Health officials in the Democratic Republic of Congo are celebrating the success chalked so far using an experimental treatment for the deadly Ebola virus.
Officials say two patients who received the treatment have recovered as efforts intensify to contain the spread of the virus.
These patients are now under monitoring to help understand the role the treatment played in their recovering.
More Ebola experimental treatments were approved by the Congolese government this week to fight the outbreak.
The country’s health ministry says the new treatments have become necessary as the outbreak in the country appears to be getting out of control.
On Saturday the World Health Organization congratulated Congo’s government for providing several experimental treatments available to patients.
Congratulations to these survivors, and also to @MinSanteRDC for making investigational #Ebola treatments available at scale during an outbreak. A global first, and a ray of hope for people with the disease. We are your proud partners. https://t.co/n3kwQYLuqm
— Tedros Adhanom Ghebreyesus (@DrTedros) August 25, 2018
Last week health officials started administering the U.S.-developed mAb114 treatment to Ebola patients. That was the first time such a treatment had been used against an active outbreak.
The two patients who recovered from the virus received the mAb114 treatment isolated from a survivor of an Ebola outbreak in 1995.
Difficult containing outbreak
On Friday the WHO announced that a doctor has contracted the deadly virus in eastern Congo.
The doctor living in North Kivu has now been hospitalised with Ebola symptoms. His wife contracted the disease when she traveled to the nearby city of Beni.
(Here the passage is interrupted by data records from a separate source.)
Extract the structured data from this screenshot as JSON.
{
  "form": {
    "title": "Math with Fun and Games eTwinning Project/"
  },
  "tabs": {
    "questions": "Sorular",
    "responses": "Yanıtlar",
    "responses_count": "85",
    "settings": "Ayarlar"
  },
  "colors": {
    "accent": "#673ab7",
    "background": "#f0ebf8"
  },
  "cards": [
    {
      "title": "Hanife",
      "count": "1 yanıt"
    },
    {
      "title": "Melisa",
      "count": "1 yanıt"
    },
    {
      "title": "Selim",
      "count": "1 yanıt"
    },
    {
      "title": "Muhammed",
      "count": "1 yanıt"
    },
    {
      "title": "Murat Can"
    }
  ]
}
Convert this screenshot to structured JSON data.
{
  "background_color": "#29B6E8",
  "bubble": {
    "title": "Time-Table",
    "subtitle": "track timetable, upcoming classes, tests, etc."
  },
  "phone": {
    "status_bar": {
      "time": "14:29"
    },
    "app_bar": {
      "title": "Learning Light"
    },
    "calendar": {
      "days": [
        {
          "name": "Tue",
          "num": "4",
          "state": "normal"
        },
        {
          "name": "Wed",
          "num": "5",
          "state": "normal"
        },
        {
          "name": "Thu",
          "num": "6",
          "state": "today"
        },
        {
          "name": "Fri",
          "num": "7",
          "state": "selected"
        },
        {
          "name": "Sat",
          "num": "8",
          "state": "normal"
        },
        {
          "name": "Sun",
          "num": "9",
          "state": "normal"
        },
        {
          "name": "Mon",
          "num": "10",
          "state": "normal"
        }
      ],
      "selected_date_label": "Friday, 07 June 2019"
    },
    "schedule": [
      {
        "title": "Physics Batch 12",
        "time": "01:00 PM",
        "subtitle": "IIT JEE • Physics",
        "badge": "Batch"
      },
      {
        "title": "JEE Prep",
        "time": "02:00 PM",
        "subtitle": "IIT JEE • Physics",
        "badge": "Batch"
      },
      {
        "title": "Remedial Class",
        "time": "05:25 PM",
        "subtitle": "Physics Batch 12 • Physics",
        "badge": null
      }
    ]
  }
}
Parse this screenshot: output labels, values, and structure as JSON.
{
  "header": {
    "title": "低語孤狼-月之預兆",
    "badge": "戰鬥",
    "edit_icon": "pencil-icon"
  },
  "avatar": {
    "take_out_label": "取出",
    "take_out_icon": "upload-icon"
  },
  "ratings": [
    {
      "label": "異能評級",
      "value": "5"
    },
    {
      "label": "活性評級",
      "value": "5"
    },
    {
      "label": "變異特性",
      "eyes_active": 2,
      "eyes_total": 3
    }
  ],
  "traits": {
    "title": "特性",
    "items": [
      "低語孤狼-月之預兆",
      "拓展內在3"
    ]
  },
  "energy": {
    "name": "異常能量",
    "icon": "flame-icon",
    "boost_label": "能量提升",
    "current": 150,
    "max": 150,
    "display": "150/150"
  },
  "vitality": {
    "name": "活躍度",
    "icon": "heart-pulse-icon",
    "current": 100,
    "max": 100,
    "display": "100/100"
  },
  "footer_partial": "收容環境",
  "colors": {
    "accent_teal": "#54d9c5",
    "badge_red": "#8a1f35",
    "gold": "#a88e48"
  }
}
It is a situation the WHO says it had dreaded since the latest outbreak which has so far killed 63 people.
The World Health Organisation (WHO) has already said that the ongoing militia violence is threatening the fight against the outbreak.
It says militia violence has prevented aid workers from reaching people who may have been infected by the virus.
The virus which is transmitted by bats was first discovered in DRC in 1976 and named after the Ebola river. Ebola leads to internal and external bleeding which can cause damage done to blood vessels.